I’m not sure if there has ever been a time in retail history when industry thinking and social trend have been more obviously headed in different directions. Retail industry thinking is dominated by cheap price as the dominant attribute and ‘profit through volume’ as the underpinning. Social trend – fueled by new technology enabling 24/7 access to the world and total transparency – is heading in the direction of expression of self, a thirst for turn-on (right here, right now), 24/7 access to the world and a level of transparency never seen before.

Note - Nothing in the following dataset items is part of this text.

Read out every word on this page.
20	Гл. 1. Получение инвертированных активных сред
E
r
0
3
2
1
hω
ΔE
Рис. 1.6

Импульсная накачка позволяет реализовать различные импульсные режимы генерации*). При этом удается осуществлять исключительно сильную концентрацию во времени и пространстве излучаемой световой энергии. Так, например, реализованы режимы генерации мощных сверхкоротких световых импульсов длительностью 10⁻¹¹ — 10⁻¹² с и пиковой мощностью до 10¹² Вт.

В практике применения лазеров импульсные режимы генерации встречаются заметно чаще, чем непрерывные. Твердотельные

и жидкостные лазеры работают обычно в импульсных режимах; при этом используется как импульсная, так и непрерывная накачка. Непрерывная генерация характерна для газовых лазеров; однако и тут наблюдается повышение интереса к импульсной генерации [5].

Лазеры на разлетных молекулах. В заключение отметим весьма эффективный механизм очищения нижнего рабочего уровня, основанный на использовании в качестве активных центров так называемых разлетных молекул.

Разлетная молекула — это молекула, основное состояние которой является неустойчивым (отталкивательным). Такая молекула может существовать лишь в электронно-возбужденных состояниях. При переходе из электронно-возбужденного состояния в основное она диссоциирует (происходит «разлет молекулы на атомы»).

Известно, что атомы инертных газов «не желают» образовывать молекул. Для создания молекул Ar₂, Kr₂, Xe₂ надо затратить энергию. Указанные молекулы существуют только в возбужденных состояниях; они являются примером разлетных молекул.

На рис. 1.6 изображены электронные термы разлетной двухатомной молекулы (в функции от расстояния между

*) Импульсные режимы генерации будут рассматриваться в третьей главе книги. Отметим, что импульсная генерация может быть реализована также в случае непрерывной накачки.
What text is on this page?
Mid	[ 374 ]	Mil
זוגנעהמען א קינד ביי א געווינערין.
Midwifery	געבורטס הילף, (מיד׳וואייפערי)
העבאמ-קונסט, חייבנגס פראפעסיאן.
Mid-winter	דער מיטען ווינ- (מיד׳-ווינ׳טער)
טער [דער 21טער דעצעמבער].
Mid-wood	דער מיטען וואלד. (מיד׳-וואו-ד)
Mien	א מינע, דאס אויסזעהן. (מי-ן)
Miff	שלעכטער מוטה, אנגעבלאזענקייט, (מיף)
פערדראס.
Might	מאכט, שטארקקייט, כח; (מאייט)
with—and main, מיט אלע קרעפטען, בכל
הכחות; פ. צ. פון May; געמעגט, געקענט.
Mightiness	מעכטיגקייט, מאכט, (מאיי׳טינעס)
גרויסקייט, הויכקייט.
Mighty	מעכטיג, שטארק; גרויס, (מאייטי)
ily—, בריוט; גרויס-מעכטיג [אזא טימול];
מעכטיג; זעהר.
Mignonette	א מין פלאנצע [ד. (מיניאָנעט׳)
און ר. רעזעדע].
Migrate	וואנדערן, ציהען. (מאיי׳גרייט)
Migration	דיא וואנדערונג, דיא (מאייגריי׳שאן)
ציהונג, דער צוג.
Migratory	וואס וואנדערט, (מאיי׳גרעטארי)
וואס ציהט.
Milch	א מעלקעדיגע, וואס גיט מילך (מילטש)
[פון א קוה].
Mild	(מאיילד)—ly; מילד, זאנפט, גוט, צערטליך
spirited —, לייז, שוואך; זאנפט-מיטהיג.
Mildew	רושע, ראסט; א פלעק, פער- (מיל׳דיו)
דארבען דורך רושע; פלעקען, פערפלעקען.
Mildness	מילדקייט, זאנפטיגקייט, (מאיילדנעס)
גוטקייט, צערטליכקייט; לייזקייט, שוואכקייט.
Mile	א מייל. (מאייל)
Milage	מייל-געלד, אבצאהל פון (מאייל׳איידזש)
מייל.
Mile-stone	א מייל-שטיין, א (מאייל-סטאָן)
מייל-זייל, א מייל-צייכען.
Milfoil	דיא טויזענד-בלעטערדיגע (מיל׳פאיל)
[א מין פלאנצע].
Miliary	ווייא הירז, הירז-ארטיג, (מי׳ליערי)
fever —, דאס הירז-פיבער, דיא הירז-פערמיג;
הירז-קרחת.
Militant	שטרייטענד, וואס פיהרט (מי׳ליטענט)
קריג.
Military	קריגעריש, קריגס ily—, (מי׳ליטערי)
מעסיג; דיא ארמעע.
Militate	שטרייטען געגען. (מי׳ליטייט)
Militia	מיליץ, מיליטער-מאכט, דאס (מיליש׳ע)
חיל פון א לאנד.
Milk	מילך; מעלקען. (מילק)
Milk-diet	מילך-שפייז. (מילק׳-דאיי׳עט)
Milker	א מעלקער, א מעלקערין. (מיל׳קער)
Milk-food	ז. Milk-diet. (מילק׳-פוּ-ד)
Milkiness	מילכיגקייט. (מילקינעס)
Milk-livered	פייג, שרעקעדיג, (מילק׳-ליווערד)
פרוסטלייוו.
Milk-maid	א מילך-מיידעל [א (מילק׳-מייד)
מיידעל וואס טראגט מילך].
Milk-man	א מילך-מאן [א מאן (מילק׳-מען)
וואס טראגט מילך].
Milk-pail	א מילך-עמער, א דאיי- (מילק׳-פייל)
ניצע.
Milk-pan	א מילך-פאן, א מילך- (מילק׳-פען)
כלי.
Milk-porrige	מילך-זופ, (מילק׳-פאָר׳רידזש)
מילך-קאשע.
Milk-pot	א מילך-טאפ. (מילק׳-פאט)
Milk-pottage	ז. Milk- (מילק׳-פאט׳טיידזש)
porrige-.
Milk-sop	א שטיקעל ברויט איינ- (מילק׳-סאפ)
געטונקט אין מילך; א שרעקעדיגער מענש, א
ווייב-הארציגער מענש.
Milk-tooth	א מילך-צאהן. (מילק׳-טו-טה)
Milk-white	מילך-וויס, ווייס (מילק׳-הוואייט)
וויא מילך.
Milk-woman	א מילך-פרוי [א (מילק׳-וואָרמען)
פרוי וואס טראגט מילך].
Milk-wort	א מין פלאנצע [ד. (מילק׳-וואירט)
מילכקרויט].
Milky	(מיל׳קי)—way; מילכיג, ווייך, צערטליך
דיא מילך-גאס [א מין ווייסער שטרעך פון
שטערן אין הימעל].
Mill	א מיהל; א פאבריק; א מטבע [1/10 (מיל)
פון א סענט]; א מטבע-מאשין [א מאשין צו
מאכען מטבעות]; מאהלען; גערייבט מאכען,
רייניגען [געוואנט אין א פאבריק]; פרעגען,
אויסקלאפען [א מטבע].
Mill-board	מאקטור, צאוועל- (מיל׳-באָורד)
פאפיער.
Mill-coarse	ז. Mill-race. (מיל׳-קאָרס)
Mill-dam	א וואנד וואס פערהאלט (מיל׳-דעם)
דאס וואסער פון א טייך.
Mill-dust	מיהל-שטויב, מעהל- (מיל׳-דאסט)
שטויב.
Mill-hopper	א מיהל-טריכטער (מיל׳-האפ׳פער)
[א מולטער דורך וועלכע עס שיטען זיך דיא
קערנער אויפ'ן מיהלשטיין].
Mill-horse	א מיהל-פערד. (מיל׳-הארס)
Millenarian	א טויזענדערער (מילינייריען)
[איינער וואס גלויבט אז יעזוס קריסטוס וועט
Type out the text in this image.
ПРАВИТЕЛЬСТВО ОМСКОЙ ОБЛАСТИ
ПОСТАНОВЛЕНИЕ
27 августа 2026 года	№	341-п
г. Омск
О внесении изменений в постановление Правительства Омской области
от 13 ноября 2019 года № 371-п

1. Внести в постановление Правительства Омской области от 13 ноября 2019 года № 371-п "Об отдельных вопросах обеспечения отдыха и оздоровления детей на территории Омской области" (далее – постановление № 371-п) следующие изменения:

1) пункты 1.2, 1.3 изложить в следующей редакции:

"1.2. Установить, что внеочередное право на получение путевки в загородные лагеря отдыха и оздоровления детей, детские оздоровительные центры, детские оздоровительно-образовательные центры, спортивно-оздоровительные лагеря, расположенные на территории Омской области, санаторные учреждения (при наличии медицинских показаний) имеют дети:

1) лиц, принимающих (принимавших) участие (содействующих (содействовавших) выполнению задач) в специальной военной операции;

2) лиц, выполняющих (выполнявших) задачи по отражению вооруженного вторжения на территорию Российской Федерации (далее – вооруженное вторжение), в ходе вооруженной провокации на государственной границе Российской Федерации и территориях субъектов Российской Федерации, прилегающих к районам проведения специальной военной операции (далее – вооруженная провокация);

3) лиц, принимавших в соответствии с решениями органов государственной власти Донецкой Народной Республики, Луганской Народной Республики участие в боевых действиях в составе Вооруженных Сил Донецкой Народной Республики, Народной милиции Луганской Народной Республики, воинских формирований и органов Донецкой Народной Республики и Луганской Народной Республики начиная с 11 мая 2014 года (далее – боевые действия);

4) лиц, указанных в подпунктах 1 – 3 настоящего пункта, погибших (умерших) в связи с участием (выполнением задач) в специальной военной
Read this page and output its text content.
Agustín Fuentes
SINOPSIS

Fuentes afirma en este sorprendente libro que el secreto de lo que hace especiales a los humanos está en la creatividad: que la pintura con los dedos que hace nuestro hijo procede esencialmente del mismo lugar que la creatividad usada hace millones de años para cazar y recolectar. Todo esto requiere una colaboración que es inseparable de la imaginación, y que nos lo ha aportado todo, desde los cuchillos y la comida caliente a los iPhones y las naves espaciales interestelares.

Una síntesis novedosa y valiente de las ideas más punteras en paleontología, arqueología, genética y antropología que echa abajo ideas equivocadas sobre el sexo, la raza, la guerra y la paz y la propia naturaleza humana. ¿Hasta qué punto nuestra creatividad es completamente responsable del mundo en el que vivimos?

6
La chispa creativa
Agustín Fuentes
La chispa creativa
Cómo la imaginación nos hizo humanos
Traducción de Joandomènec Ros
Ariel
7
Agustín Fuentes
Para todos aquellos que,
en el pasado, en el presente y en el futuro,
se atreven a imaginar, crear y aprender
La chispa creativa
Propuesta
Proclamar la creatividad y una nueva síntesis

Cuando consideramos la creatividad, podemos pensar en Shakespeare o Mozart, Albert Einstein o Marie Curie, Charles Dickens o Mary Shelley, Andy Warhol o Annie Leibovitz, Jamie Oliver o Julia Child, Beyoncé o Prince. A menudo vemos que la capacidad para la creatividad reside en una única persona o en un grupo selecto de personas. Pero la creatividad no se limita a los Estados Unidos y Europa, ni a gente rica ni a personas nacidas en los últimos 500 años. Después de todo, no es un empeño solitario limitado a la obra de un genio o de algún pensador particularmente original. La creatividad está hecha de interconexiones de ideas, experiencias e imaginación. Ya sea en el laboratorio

Don’t get me wrong, profit through volume (The Wal-Mart philosophy) is a very powerful business model. For one or two players in each market segment. That player will inevitably own cheap price, the lowest cost of doing business, the lowest margins and the highest volume. They become the 40 tonne gorilla. Competing with a 40 tonne gorilla on their terms is not a strategy with a high likelihood of success.
Today in Australian retail we see margins in steep decline and volumes up but not enough to offset the margin decline. We over-expand business models to breaking point chasing a level of volume increases that doesn’t exist in a relatively static, mature population. As a result more and more retailers are getting into difficulty trying to discount their way out of the hole. In order to survive they radically reduce their cost base.
Some years ago I bought one of the first plasma televisions released. It was forty two inches, pretty basic television functionality and cost AUD$6,200. Just before Christmas I bought the latest fifty five inch HD plasma, with all the bells and whistles for AUD$1,200. Now I know the Australian dollar is stronger than it was when I bought the first TV, but there is no way that increased sales volumes can offset that level of price decline – in any category.
Shoppers are re-drawing the lines of what they see as commodities (must have needs that are almost grudge purchase essentials) and turn-ons (that are about experiential reward first and how the hell I’m going to pay for it a distant second). They are using the technology at their disposal to educate themselves about where they can buy commodities the cheapest and what the latest turn-ons are and where they can access them. In a world that is constantly looking for stimulation, dumbing down your retail business to sustain cheap price will more often than not destroy or distract from the source of competitive advantage that is the basis of your future.
Cheapest price is the most transparent and easily benchmarked attribute in today’s shopping context. And it will only get worse as more and more apps and technology solutions deliver instant price interrogation, group buy negotiation, access to grey market options and cross-border purchases. In the cheapest price world – where you don’t just have to be cheapest locally but globally – a transactional customer experience that has been stripped out due to cost cutting provides no defence.
Retail must re-embrace controlled inflation as our friend and re-discover the ability to sell customers up to the next price increase with added features and benefits. To make that work though, we need to deliver stimulating shopping experiences to shoppers who love shopping.